Echec macabre de la régulation
El País ne cache pas sa perplexité face à l'impéritie politique des Etats-Unis :
«Complexe et ancienne, l'intrication entre les intérêts de l'industrie de l'armement et ceux de la politique empêche toute réforme en profondeur de la législation. ... Le lobby des armes à feu est associé sans équivoque au Parti républicain mais les démocrates n'ont historiquement jamais osé aborder cette question touchant, notamment dans les régions rurales, toutes les couches de la société. ... La polarisation des Etats-Unis au cours de ce siècle n'a fait qu'exacerber cette dynamique perverse. ... On chercherait en vain un mouvement politique significatif susceptible d'empêcher un retour de ce rituel macabre que constitue l'échec à réguler les armes à feu.»

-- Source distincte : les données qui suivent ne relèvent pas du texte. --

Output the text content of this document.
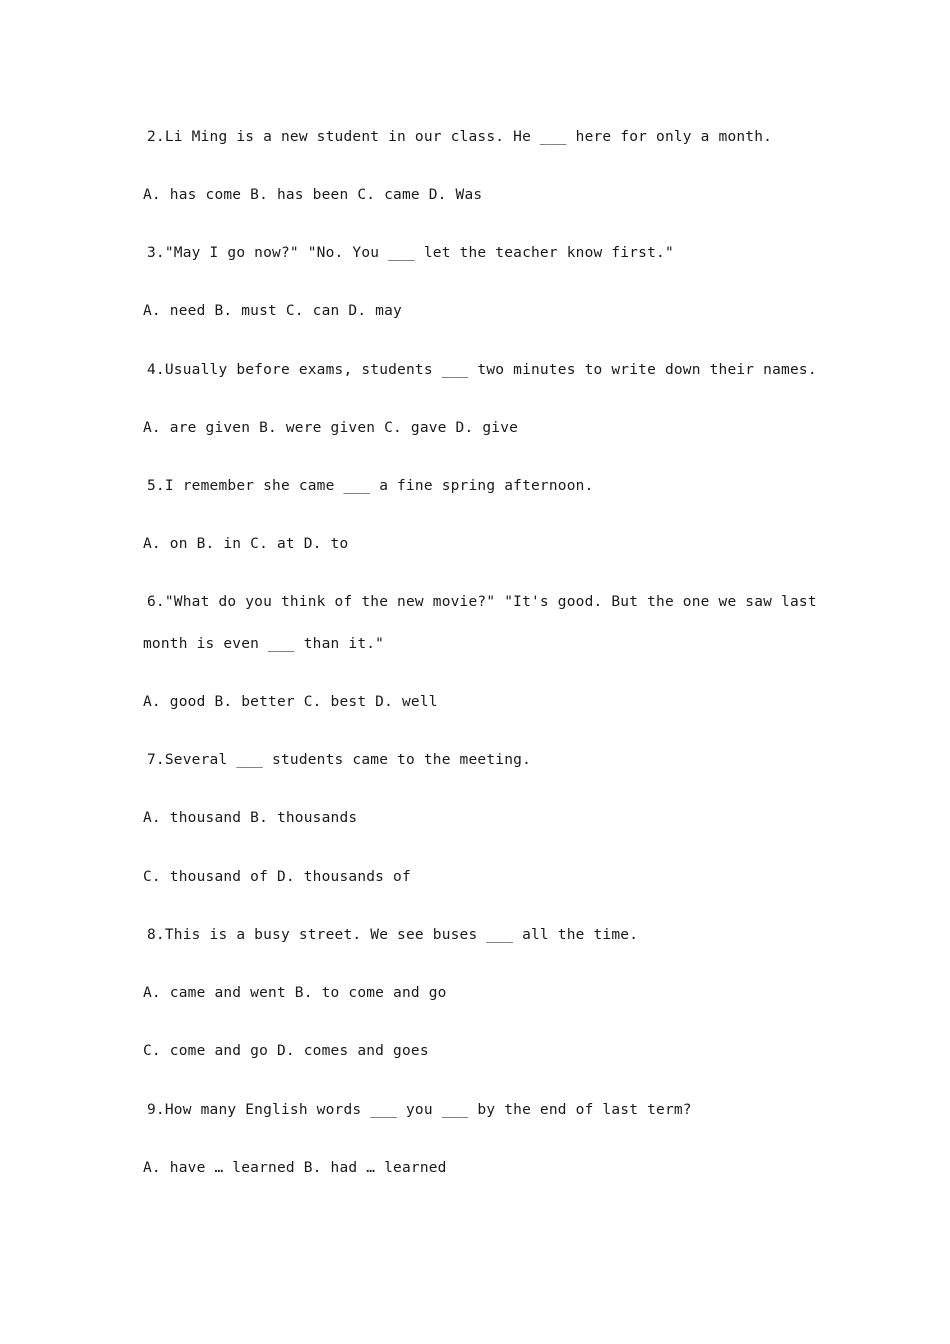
2.Li Ming is a new student in our class. He ___ here for only a month.
A. has come B. has been C. came D. Was
3."May I go now?" "No. You ___ let the teacher know first."
A. need B. must C. can D. may
4.Usually before exams, students ___ two minutes to write down their names.
A. are given B. were given C. gave D. give
5.I remember she came ___ a fine spring afternoon.
A. on B. in C. at D. to
6."What do you think of the new movie?" "It's good. But the one we saw last
month is even ___ than it."
A. good B. better C. best D. well
7.Several ___ students came to the meeting.
A. thousand B. thousands
C. thousand of D. thousands of
8.This is a busy street. We see buses ___ all the time.
A. came and went B. to come and go
C. come and go D. comes and goes
9.How many English words ___ you ___ by the end of last term?
A. have … learned B. had … learned
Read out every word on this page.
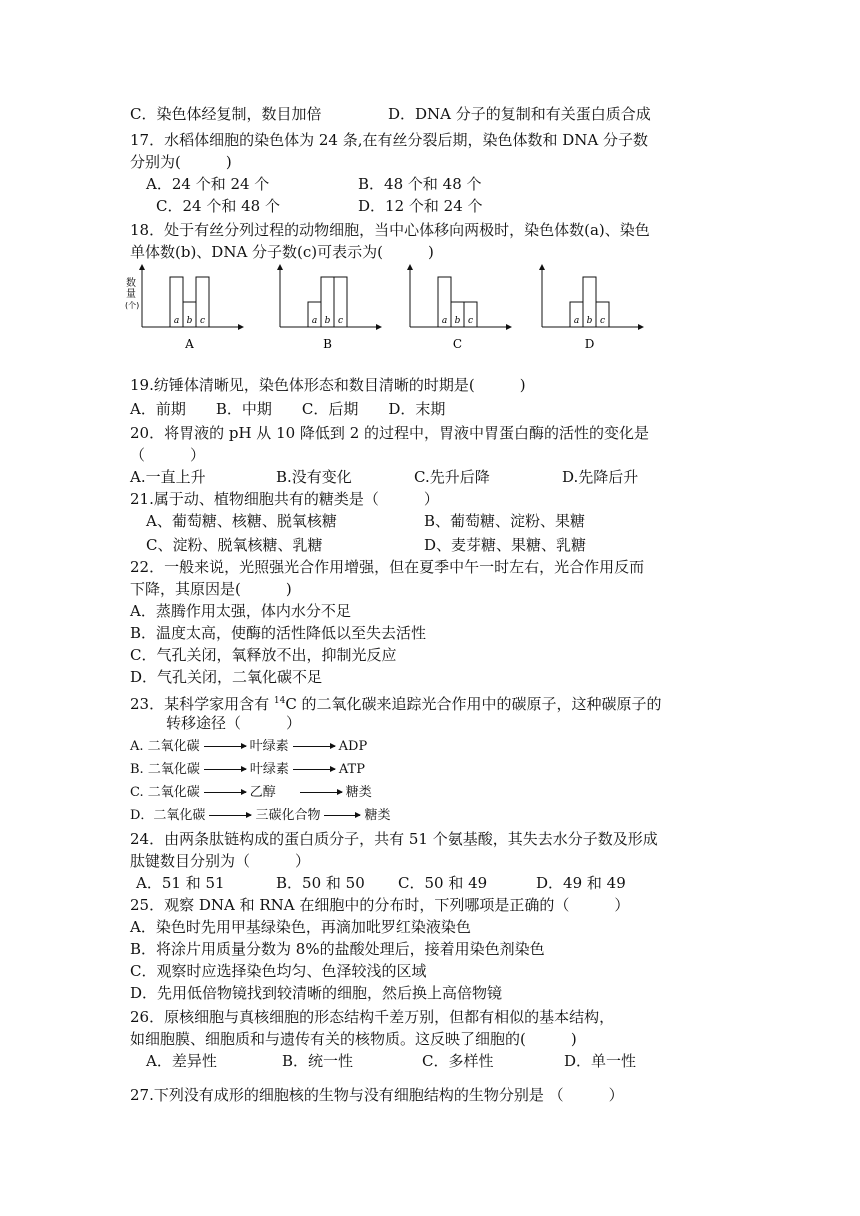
C．染色体经复制，数目加倍	D．DNA 分子的复制和有关蛋白质合成
17．水稻体细胞的染色体为 24 条,在有丝分裂后期，染色体数和 DNA 分子数
分别为(　　　)
A．24 个和 24 个	B．48 个和 48 个
C．24 个和 48 个	D．12 个和 24 个
18．处于有丝分列过程的动物细胞，当中心体移向两极时，染色体数(a)、染色
单体数(b)、DNA 分子数(c)可表示为(　　　)
数量(个)
a b c
A
a b c
B
a b c
C
a b c
D
19.纺锤体清晰见，染色体形态和数目清晰的时期是(　　　)
A．前期　　B．中期　　C．后期　　D．末期
20．将胃液的 pH 从 10 降低到 2 的过程中，胃液中胃蛋白酶的活性的变化是
（　　　）
A.一直上升	B.没有变化	C.先升后降	D.先降后升
21.属于动、植物细胞共有的糖类是（　　　）
A、葡萄糖、核糖、脱氧核糖	B、葡萄糖、淀粉、果糖
C、淀粉、脱氧核糖、乳糖	D、麦芽糖、果糖、乳糖
22．一般来说，光照强光合作用增强，但在夏季中午一时左右，光合作用反而
下降，其原因是(　　　)
A．蒸腾作用太强，体内水分不足
B．温度太高，使酶的活性降低以至失去活性
C．气孔关闭，氧释放不出，抑制光反应
D．气孔关闭，二氧化碳不足
23．某科学家用含有 $^{14}$C 的二氧化碳来追踪光合作用中的碳原子，这种碳原子的
转移途径（　　　）
A. 二氧化碳	叶绿素	ADP
B. 二氧化碳	叶绿素	ATP
C. 二氧化碳	乙醇	糖类
D．二氧化碳	三碳化合物	糖类
24．由两条肽链构成的蛋白质分子，共有 51 个氨基酸，其失去水分子数及形成
肽键数目分别为（　　　）
A．51 和 51	B．50 和 50 C．50 和 49	D．49 和 49
25．观察 DNA 和 RNA 在细胞中的分布时，下列哪项是正确的（　　　）
A．染色时先用甲基绿染色，再滴加吡罗红染液染色
B．将涂片用质量分数为 8%的盐酸处理后，接着用染色剂染色
C．观察时应选择染色均匀、色泽较浅的区域
D．先用低倍物镜找到较清晰的细胞，然后换上高倍物镜
26．原核细胞与真核细胞的形态结构千差万别，但都有相似的基本结构，
如细胞膜、细胞质和与遗传有关的核物质。这反映了细胞的(　　　)
A．差异性	B．统一性	C．多样性	D．单一性
27.下列没有成形的细胞核的生物与没有细胞结构的生物分别是 （　　　）
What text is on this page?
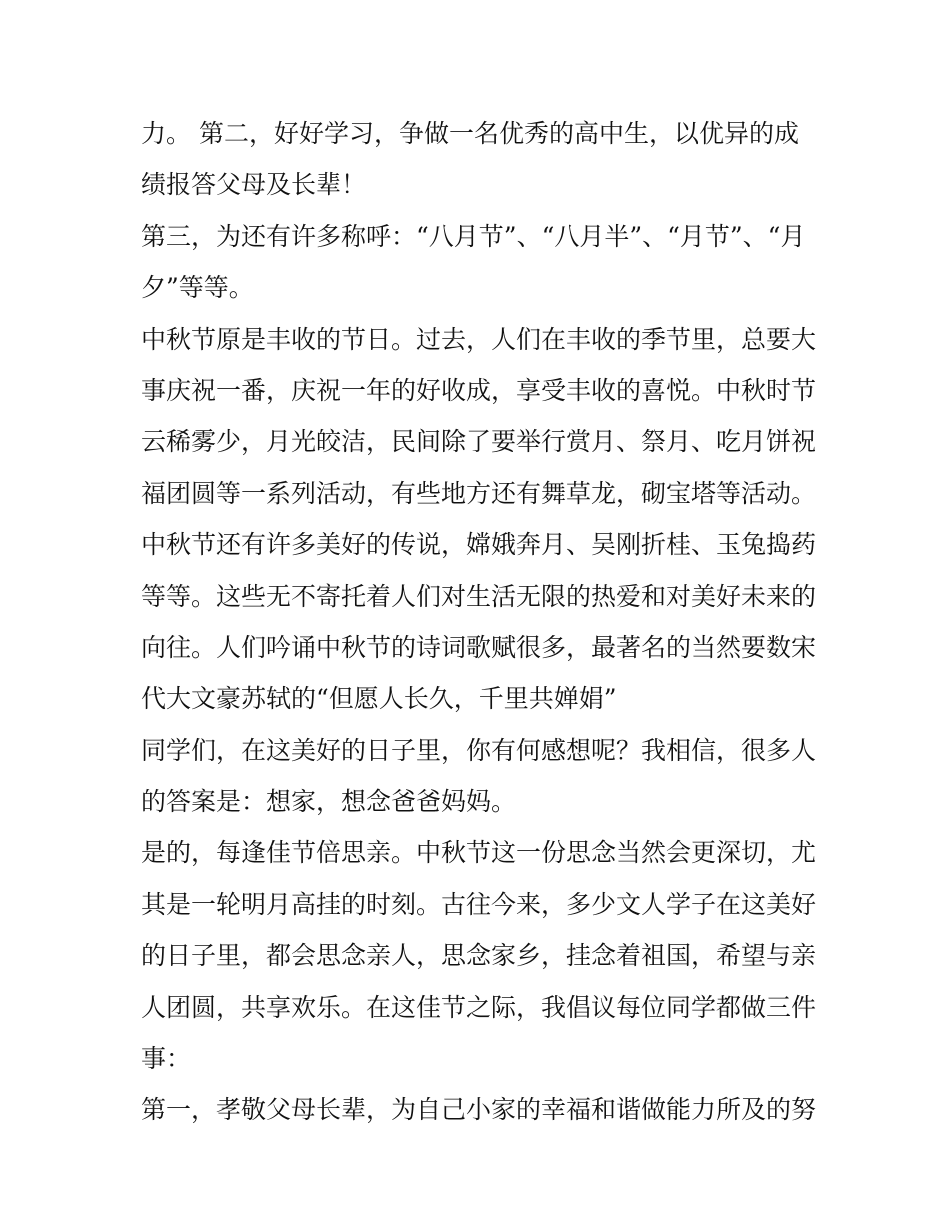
力。 第二，好好学习，争做一名优秀的高中生，以优异的成
绩报答父母及长辈！
第三，为还有许多称呼：“八月节”、“八月半”、“月节”、“月
夕”等等。
中秋节原是丰收的节日。过去，人们在丰收的季节里，总要大
事庆祝一番，庆祝一年的好收成，享受丰收的喜悦。中秋时节
云稀雾少，月光皎洁，民间除了要举行赏月、祭月、吃月饼祝
福团圆等一系列活动，有些地方还有舞草龙，砌宝塔等活动。
中秋节还有许多美好的传说，嫦娥奔月、吴刚折桂、玉兔捣药
等等。这些无不寄托着人们对生活无限的热爱和对美好未来的
向往。人们吟诵中秋节的诗词歌赋很多，最著名的当然要数宋
代大文豪苏轼的“但愿人长久，千里共婵娟”
同学们，在这美好的日子里，你有何感想呢？我相信，很多人
的答案是：想家，想念爸爸妈妈。
是的，每逢佳节倍思亲。中秋节这一份思念当然会更深切，尤
其是一轮明月高挂的时刻。古往今来，多少文人学子在这美好
的日子里，都会思念亲人，思念家乡，挂念着祖国，希望与亲
人团圆，共享欢乐。在这佳节之际，我倡议每位同学都做三件
事：
第一，孝敬父母长辈，为自己小家的幸福和谐做能力所及的努
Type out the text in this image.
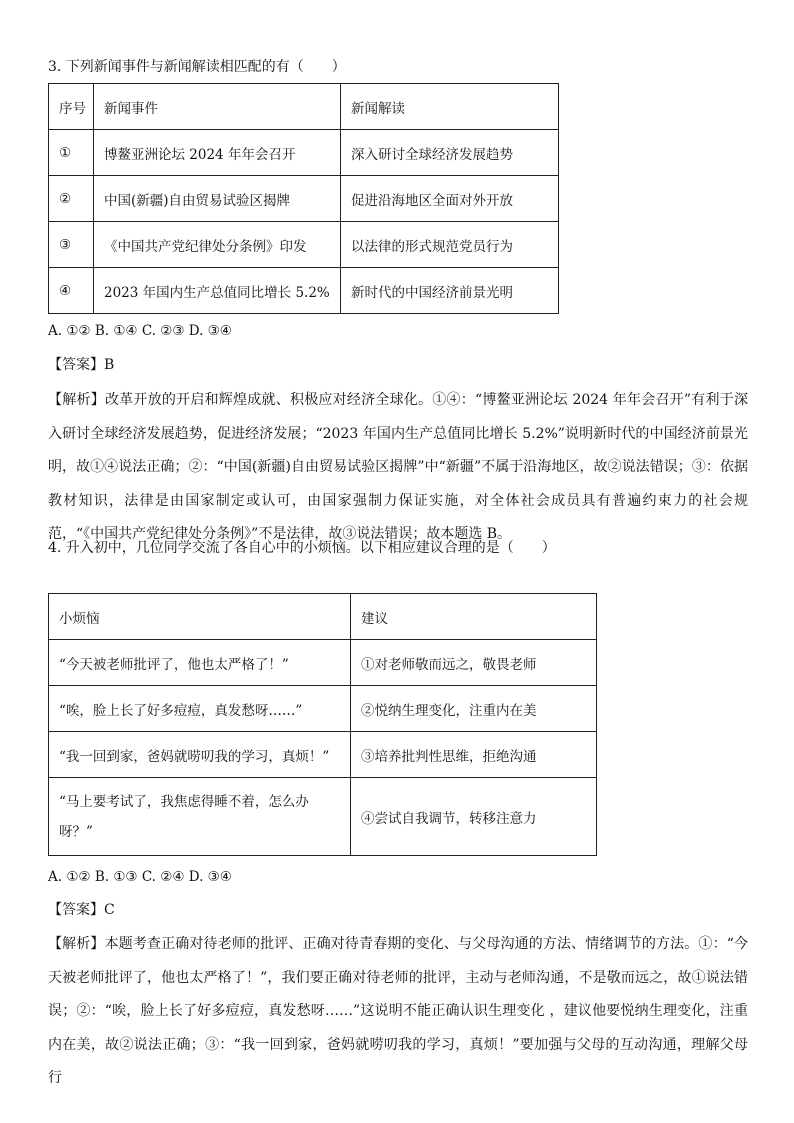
3. 下列新闻事件与新闻解读相匹配的有（　　）
序号	新闻事件	新闻解读
①	博鳌亚洲论坛 2024 年年会召开	深入研讨全球经济发展趋势
②	中国(新疆)自由贸易试验区揭牌	促进沿海地区全面对外开放
③	《中国共产党纪律处分条例》印发	以法律的形式规范党员行为
④	2023 年国内生产总值同比增长 5.2%	新时代的中国经济前景光明
A. ①② B. ①④ C. ②③ D. ③④
【答案】B
【解析】改革开放的开启和辉煌成就、积极应对经济全球化。①④：“博鳌亚洲论坛 2024 年年会召开”有利于深入研讨全球经济发展趋势，促进经济发展；“2023 年国内生产总值同比增长 5.2%”说明新时代的中国经济前景光明，故①④说法正确；②：“中国(新疆)自由贸易试验区揭牌”中“新疆”不属于沿海地区，故②说法错误；③：依据教材知识，法律是由国家制定或认可，由国家强制力保证实施，对全体社会成员具有普遍约束力的社会规范，“《中国共产党纪律处分条例》”不是法律，故③说法错误；故本题选 B。
4. 升入初中，几位同学交流了各自心中的小烦恼。以下相应建议合理的是（　　）
小烦恼	建议
“今天被老师批评了，他也太严格了！”	①对老师敬而远之，敬畏老师
“唉，脸上长了好多痘痘，真发愁呀……”	②悦纳生理变化，注重内在美
“我一回到家，爸妈就唠叨我的学习，真烦！”	③培养批判性思维，拒绝沟通
“马上要考试了，我焦虑得睡不着，怎么办呀？”	④尝试自我调节，转移注意力
A. ①② B. ①③ C. ②④ D. ③④
【答案】C
【解析】本题考查正确对待老师的批评、正确对待青春期的变化、与父母沟通的方法、情绪调节的方法。①：“今天被老师批评了，他也太严格了！”，我们要正确对待老师的批评，主动与老师沟通，不是敬而远之，故①说法错误；②：“唉，脸上长了好多痘痘，真发愁呀……”这说明不能正确认识生理变化 ，建议他要悦纳生理变化，注重内在美，故②说法正确；③：“我一回到家，爸妈就唠叨我的学习，真烦！”要加强与父母的互动沟通，理解父母行
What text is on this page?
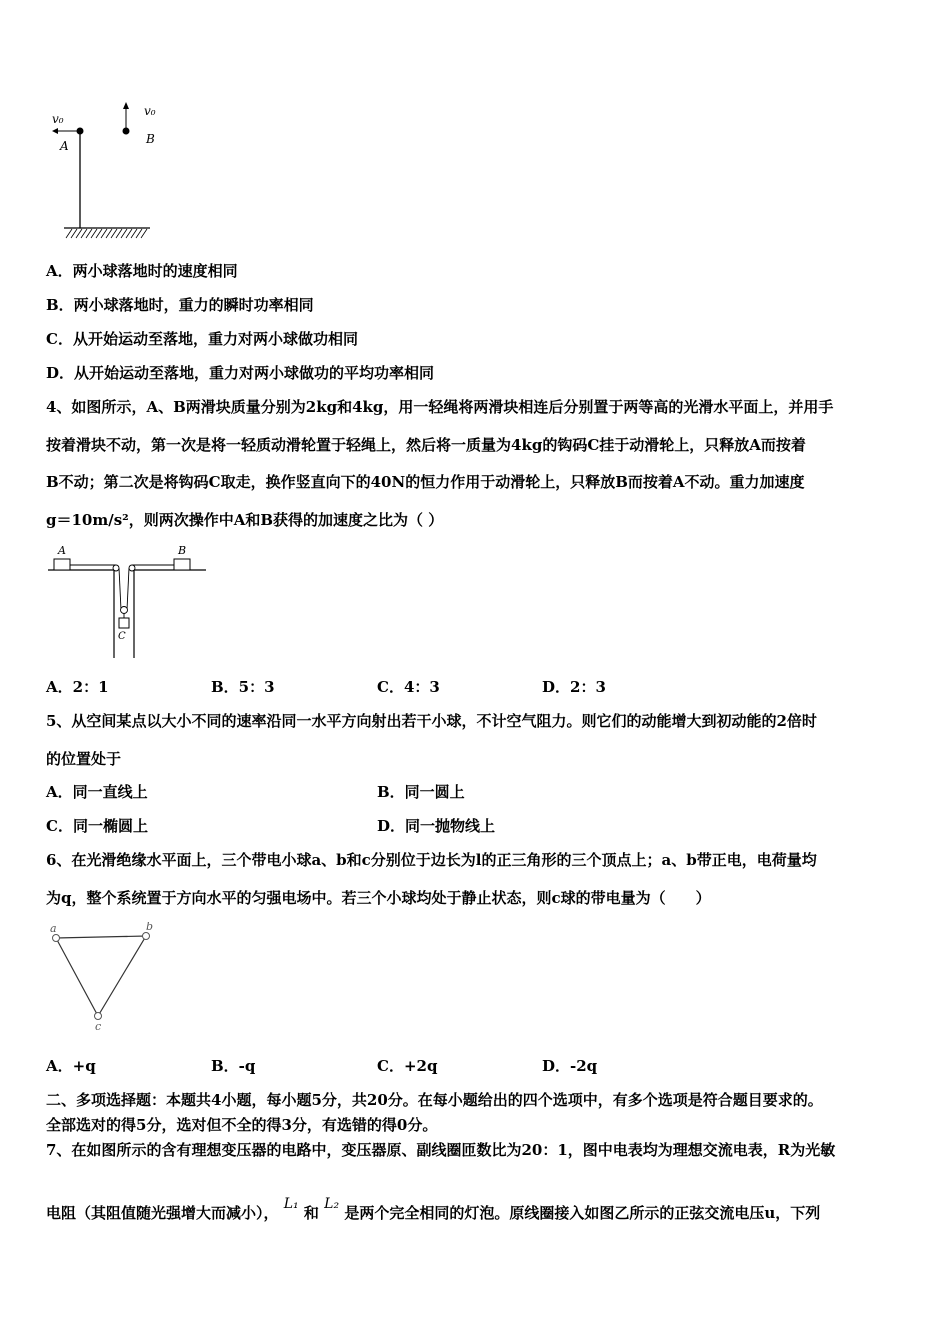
v₀
A
v₀
B
A．两小球落地时的速度相同
B．两小球落地时，重力的瞬时功率相同
C．从开始运动至落地，重力对两小球做功相同
D．从开始运动至落地，重力对两小球做功的平均功率相同
4、如图所示，A、B两滑块质量分别为2kg和4kg，用一轻绳将两滑块相连后分别置于两等高的光滑水平面上，并用手
按着滑块不动，第一次是将一轻质动滑轮置于轻绳上，然后将一质量为4kg的钩码C挂于动滑轮上，只释放A而按着
B不动；第二次是将钩码C取走，换作竖直向下的40N的恒力作用于动滑轮上，只释放B而按着A不动。重力加速度
g＝10m/s²，则两次操作中A和B获得的加速度之比为（ ）
A	B
C
A．2：1	B．5：3	C．4：3	D．2：3
5、从空间某点以大小不同的速率沿同一水平方向射出若干小球，不计空气阻力。则它们的动能增大到初动能的2倍时
的位置处于
A．同一直线上	B．同一圆上
C．同一椭圆上	D．同一抛物线上
6、在光滑绝缘水平面上，三个带电小球a、b和c分别位于边长为l的正三角形的三个顶点上；a、b带正电，电荷量均
为q，整个系统置于方向水平的匀强电场中。若三个小球均处于静止状态，则c球的带电量为（　　）
a	b
c
A．+q	B．-q	C．+2q	D．-2q
二、多项选择题：本题共4小题，每小题5分，共20分。在每小题给出的四个选项中，有多个选项是符合题目要求的。
全部选对的得5分，选对但不全的得3分，有选错的得0分。
7、在如图所示的含有理想变压器的电路中，变压器原、副线圈匝数比为20：1，图中电表均为理想交流电表，R为光敏
电阻（其阻值随光强增大而减小）， L₁ 和 L₂ 是两个完全相同的灯泡。原线圈接入如图乙所示的正弦交流电压u，下列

S'aligner sur les Etats-Unis serait catastrophique pour la Pologne
Bogusław Chrabota, rédacteur en chef de Rzeczpospolita, est sans voix face au libéralisme de la législation sur les armes à feu aux Etats-Unis. Il met en garde contre un assouplissement en ce sens en Pologne, que certains appellent de leur vœux suite à la guerre en Ukraine :
«Combien de massacres de ce type faudra-t-il encore pour que le Congrès américain se penche sérieusement sur le sujet ? ... Peut-être faudra-t-il une tragédie de l'ampleur de celle du 11-Septembre (que je ne souhaite pas au peuple américain) pour que cette société revienne à la raison. ... Je soutiens pleinement les restrictions d'accès aux armes à feu en Pologne, horrifié à l'idée de voir tous les gangsters polonais échanger leurs couteaux de cuisine et leur hache contre des armes nettement plus dangereuses comme des pistolets mitrailleurs. Ce serait un véritable chaos et cela fait froid dans le dos.»